“In the beginning there was nothing
but it was kind of fun watching nothing grow”
Those lines open the magnificent Lee Hazelwood album “Requiem For an Almost Lady” of 1971. Those lines also open the album that we’re about to discuss – Total Lee.
Just like the original opening, with Hazelwood’s own deep and slightly singed voice, these lines are served on a deep-throat platter, only this time the voice is of Lambchop‘s Kurt Wagner, which gives the album’s beginning a different mood.
Hazlewood was an American musician who in the seventies moved to Sweden and wrote a lot of well-orchestrated, graceful, Sixties-Pop hits. He also collaborated with Nancy Sinatra and wrote monumental songs that will forever stay in the musical pantheon.
Good songs stick, that’s just the way it is. It doesn’t matter what kind of production you set up for them, nothing beats a good tune. As much as I love noises and pads and bleeps, nothing replaces a good tune. A refined musical idea, with words to surround it, a break for a little C-part, stylish strings and a sincere execution – these things can make time stop in its place. And yes, I do mean songs like “The Universal“.
Hazlewood was a unique individual, a ladies’ man, charming and romantic. A heartthrob and a heart-breaker. I can easily picture him waking up, time after time, after a wild night with some beauty, the likes of those sixties French pop-singers, and claim he “has to go home, because it’s late”, and “in anyway, it wasn’t meant to be” etc., and then leaves the beauty with another goodbye song, themed ‘don’t get hurt, it’s only me, there will be others”…
But Lee Hazlewood wasn’t afraid to give the masses his heart. To let every single person get a little slice of that broken, shattered heart and keep it for their selves, to digest for a couple of days till life take its normal route again.
When the label City Slang decided to produce a tribute album to Lee Hazlewood, I’m sure they had their work cut out for them choosing the artists. Not many singers or band can carry a Hazlewood song, pour into the vocals the meaning, and into the arrangement the elements to bridge the original and their own musical-aesthetics and generate an end-product that gives a new interpretation, though not revolutional, of the original song. Making someone else’s song sound as though you wrote it is a tough job. Very few have succeeded.
All in all, the performances in this album are good. They are not all in the same level, but except 2 to 3 tracks that this collection wouldn’t have probably missed; there are plenty of beautiful moments to point out.
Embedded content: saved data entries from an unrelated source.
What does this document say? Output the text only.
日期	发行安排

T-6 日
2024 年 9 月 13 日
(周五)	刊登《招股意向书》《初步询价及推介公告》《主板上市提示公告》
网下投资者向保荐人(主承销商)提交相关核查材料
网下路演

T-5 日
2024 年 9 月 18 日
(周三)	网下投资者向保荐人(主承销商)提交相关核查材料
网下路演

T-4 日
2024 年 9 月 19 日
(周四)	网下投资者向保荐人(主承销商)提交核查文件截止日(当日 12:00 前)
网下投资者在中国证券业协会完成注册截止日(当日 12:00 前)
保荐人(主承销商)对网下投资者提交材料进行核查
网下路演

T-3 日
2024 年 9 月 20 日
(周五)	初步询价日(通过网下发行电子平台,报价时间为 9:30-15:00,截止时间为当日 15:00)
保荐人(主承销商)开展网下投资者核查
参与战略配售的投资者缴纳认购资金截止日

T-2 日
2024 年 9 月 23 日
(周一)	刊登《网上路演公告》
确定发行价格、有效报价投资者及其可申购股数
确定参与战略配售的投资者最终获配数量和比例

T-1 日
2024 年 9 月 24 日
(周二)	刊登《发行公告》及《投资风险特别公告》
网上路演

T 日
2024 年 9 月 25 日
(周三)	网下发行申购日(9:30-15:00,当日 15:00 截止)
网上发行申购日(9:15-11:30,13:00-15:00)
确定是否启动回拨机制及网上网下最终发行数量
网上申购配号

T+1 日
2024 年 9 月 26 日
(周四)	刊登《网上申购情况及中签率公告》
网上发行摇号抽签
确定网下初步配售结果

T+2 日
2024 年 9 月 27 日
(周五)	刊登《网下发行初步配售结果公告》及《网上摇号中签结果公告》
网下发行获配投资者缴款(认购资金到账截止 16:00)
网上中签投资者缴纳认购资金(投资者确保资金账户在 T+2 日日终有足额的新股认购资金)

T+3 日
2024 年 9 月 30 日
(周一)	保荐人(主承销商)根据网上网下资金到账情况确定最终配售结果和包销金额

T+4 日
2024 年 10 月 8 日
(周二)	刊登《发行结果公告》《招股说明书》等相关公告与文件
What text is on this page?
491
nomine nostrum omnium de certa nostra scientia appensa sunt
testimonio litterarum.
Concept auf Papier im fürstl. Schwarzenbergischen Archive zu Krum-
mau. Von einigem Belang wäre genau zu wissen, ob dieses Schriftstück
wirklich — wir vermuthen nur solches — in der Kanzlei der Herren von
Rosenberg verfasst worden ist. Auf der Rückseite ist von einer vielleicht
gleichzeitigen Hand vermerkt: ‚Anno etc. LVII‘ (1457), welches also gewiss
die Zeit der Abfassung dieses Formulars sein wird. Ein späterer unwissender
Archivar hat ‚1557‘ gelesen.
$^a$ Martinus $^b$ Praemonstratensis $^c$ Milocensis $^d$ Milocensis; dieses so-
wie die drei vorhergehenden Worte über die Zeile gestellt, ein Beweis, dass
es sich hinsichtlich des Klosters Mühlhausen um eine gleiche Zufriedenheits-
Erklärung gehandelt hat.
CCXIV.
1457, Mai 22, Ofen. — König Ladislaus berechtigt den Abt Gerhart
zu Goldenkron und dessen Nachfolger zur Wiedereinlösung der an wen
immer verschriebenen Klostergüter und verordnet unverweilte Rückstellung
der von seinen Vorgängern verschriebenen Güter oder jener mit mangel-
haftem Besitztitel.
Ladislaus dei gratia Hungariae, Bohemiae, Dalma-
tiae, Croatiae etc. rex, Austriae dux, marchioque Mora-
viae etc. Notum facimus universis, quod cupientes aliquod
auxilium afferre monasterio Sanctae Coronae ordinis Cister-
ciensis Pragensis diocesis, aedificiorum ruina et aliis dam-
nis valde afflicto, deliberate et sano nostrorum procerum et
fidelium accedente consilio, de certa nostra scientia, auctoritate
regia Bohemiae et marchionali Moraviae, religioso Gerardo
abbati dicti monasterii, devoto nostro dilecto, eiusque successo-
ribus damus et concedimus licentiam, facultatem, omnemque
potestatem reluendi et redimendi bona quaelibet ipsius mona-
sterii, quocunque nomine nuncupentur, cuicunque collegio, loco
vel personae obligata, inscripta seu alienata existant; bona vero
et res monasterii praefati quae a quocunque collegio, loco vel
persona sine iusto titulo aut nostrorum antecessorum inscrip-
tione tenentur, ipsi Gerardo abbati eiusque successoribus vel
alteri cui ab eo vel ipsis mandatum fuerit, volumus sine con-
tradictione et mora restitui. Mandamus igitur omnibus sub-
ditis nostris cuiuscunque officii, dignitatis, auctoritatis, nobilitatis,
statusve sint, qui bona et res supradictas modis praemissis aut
After Wagner‘s minute and a half opening, Madrugada and Niel McNasty make the chilling “Come Home To Me” even more chilling. The end result could have probably found its place in a soundtrack for a movie about a deserted land, or maybe play in the background while reading McCarthy’s “The Road” cover to cover. The Webb Brothers had their hands full with trying to make what is probably Hazlewood’s most famous song, “Some Velvet Morning”, into their own. They did it well, by not stretching the song thin, but taking it into an aesthetic and sound direction that is very much their own. Calexico also do a good job with “Sundown, Sondown“. Also, Evan Dando (talk about someone who can make another’s song his own) and Sabrina Brooke‘s version of “Summer Wine” is a wonderful piece, with touches of psychedelia, and James-Bond like feel. The most interesting interpretation in this album is of Kid Loco, that gave “If It’s Monday Morning” an incredibly cool groove, that is probably worth buying the CD for alone.
Tribute albums are risky business, there is so much potential to mess up. In Total Lee, they could have done away with 2 to 3 tracks, which would have made this tribute an exquisite one. You don’t really need 16 tracks in an hour long CD. But an album that came out in 2002, before Facebook and Twitter, probably requires a bit more patience from its listeners. The fact that we’re in a twisted time where an hour long listening experience Is impossible, is probably our problem.
But nonetheless, the Lee Hazlewood tribute album has some very beautiful moments, and even though I didn’t mention them before, Tindersticks, Jarvis Cocker, St. Etienne, Richard Hawley, Calvin Johnson and others also take part in it.
One other thing – you should really buy the CD in its physical form, for the very nice booklet with interviews and photos of Hazlewood, which correlates with the album’s tracks.